Elli sah die beiden, noch bevor Angel in ihrer Vernebelung irgendwas mitbekam. Sie waren auf einmal da – zwei junge Typen, fast noch Kinder, die sich grinsend anstießen und die torkelnde Angel nachäfften. Und dann holte einer von ihnen aus und fegte mit einer gezielten Geste ihre rosa Perücke runter. Sie landete in einer Pfütze und die beiden Jungen lachten begeistert auf.
»Huch!« Angels Stimme war nur noch ein gestresstes Piepsen. Erschrocken fuhren ihre Hände hoch zu ihrem Kopf, auf dem die dünnen Haare fusselig wie bei einem Vogelbaby abstanden. Die Kopfhaut schimmerte durch und Angels Ohren verfärbten sich rot vor Scham.
»Ey, Transe, du siehst voll scheiße aus«, bemerkte einer der beiden.
Oh, verdammt. Ellis erster Instinkt war, sich aus dem Staub zu machen. Solche Geschichten endeten nie gut. Automatisch glitt ihre Hand in die linke Manteltasche und krallte sich um die dünne Geldbörse, die in einer weiteren Innentasche versteckt war. Nichts wie weg hier, bevor sie die abgeknöpft bekam. Aber Angel war alleine völlig hilflos.
»Lasst sie doch in Ruhe«, ging Elli dazwischen. Jemanden wie Angel anzugreifen, war, als ob man einer Fünfjährigen ihr Meerschweinchen aus dem Arm riss und es an die Wand klatschte.
»Sie?« Der Größere der beiden hatte jetzt erst richtig Blut geleckt. »Das ist ein Kerl. Ist das dein Lover?« Er trat näher und in seinem hübschen, arroganten jungen Gesicht erschien genau der abfällige Ausdruck, den Elli so hasste. Sie sah, was er sah – ihren fleckigen Mantel, die schiefgetretenen Absätze, die Kratzer auf ihren rauen Händen. Daneben Angel mit ihrem tranigen Blick, dem blutroten Lippenstift, den sie über den Mund hinaus und halb auf die Zähne gemalt hatte, ihre zerrissene Strumpfhose. Zwei Penner eben. Der Junge roch den Rotwein auf Ellis Mantel. Seine Nase kräuselte sich.
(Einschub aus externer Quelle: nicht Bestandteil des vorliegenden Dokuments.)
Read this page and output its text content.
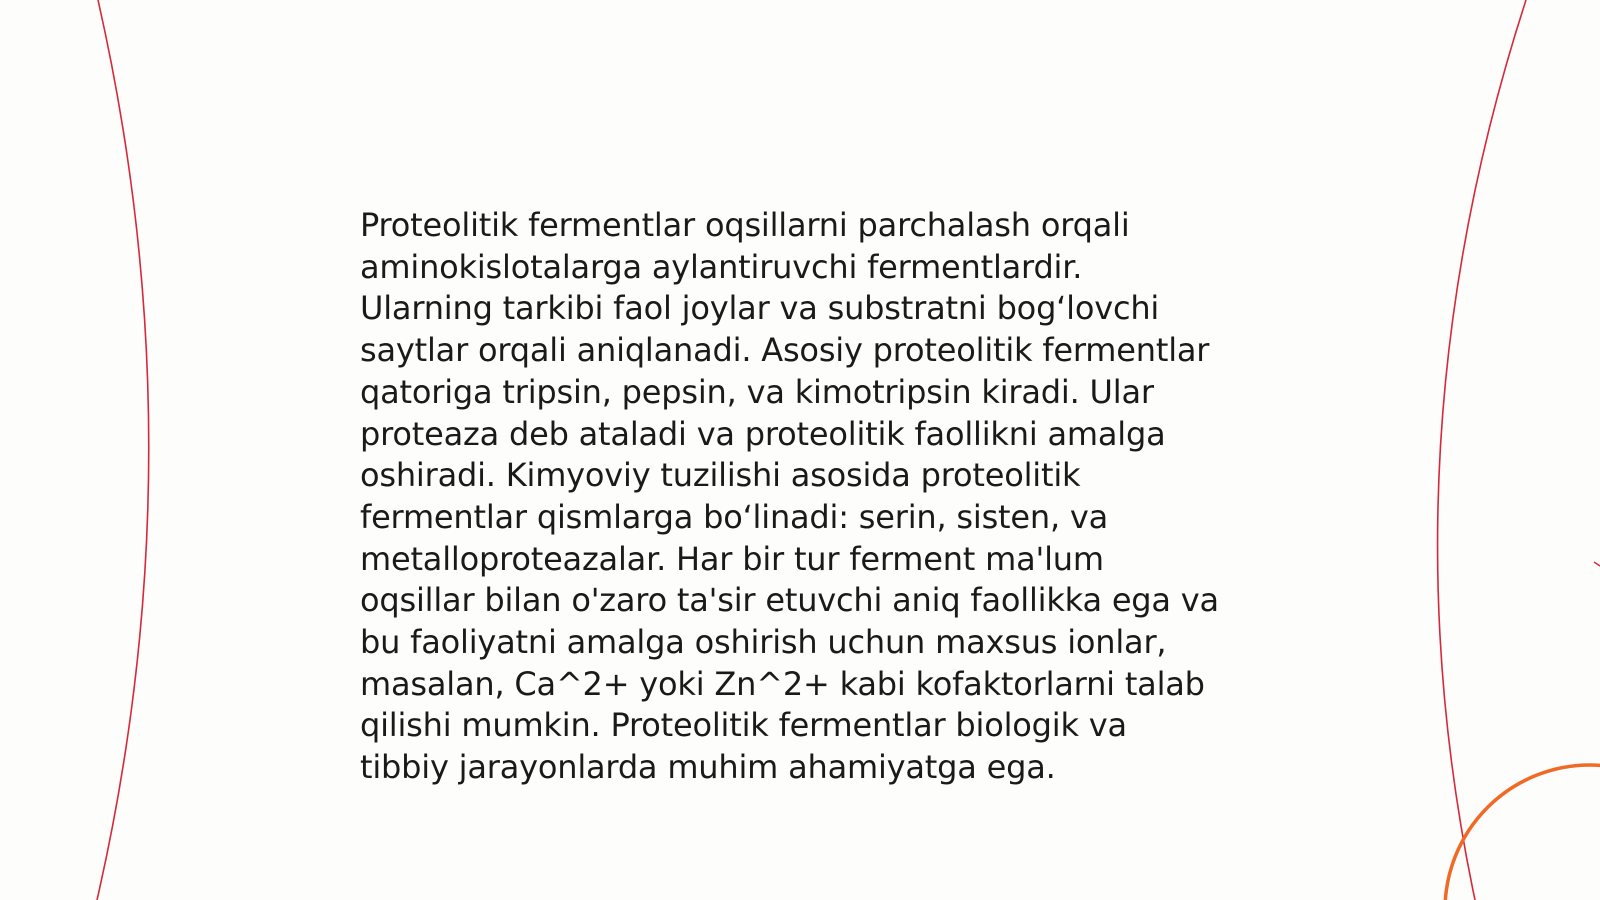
Proteolitik fermentlar oqsillarni parchalash orqali
aminokislotalarga aylantiruvchi fermentlardir.
Ularning tarkibi faol joylar va substratni bog‘lovchi
saytlar orqali aniqlanadi. Asosiy proteolitik fermentlar
qatoriga tripsin, pepsin, va kimotripsin kiradi. Ular
proteaza deb ataladi va proteolitik faollikni amalga
oshiradi. Kimyoviy tuzilishi asosida proteolitik
fermentlar qismlarga bo‘linadi: serin, sisten, va
metalloproteazalar. Har bir tur ferment ma'lum
oqsillar bilan o'zaro ta'sir etuvchi aniq faollikka ega va
bu faoliyatni amalga oshirish uchun maxsus ionlar,
masalan, Ca^2+ yoki Zn^2+ kabi kofaktorlarni talab
qilishi mumkin. Proteolitik fermentlar biologik va
tibbiy jarayonlarda muhim ahamiyatga ega.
»Mann, hat die ’ne Fahne«, informierte er seinen Freund. »Der totale Alki.« Ein tückisches Glitzern tauchte in seinen unschuldig blauen Augen auf. Er war kurz davor, etwas Gemeines zu tun. Elli trat instinktiv einen Schritt zurück, aber da spürte sie bereits den kurzen Windzug. Er hatte ihr die Mütze vom Kopf gewischt und hielt sie wie einen erbeuteten Skalp hoch.
»Ey, fass das Ding nicht an«, mischte sein Kumpel sich ein. »Das ist doch voller Läuse.«
»Stimmt.« Der Junge schmiss Ellis Mütze in den überquellenden Mülleimer neben ihnen.
»Hey!«, erklang da eine wütende Frauenstimme. »Was soll das?«
Elli sah auf.
»Auf Wiedersehen! Ich wünsch dir einen schönen Tag!« Mit einem harmonischen Summen ging die Haustür zu. Lisa blieb einen Moment lang lauernd und reglos stehen. Da! Mit einem ebenso harmonischen Summen öffnete sich das Garagentor. »Hallo! Willkommen zurück!«, grüßte dieselbe elektronische Stimme, die sie eben noch an der Haustür säuselnd verabschiedet hatte.
»Ich komme nicht zurück, du beklopptes Scheißding, ich will gehen!«, fluchte Lisa leise.
Leonie hatte es trotzdem gehört. »Mama.« Sie sah sie vorwurfsvoll an. »Das sagt man nicht.«
»Meine Mama sagt so etwas nie«, kam es prompt von der blonden Anna-Lena, Leonies Freundin.
Das glaubst du ja wohl selber nicht, dachte Lisa. Zufälligerweise wusste sie ganz genau, dass Anna-Lenas Mutter Sandra fluchen konnte wie ein Bierkutscher, besonders mit einer ganzen Flasche sulfatfreiem Weißwein im Blut.
»Eure Garage ist aufgegangen«, setzte Anna-Lena noch eins drauf.
Lisa ignorierte sie und drückte erneut Schließen auf der App. »Auf Wiedersehen! Ich wünsch dir einen schönen Tag!«, rief das Garagentor und schloss sich lautlos. Eine halbe Sekunde später öffnete sich die Haustür mit einem leisen Klicken. »Hallo! Willkommen zurück!«
Ich kriege gleich die Krise, dachte Lisa. Wieso ging das nicht? Gestern hatte alles so beeindruckend funktioniert wie bei Star Trek und heute konnte sie nicht das Haus verlassen, weil Haustür und Garagentor sich offensichtlich gegen sie verschworen hatten und wie durch Geisterhand immer wieder abwechselnd auf- und zugingen.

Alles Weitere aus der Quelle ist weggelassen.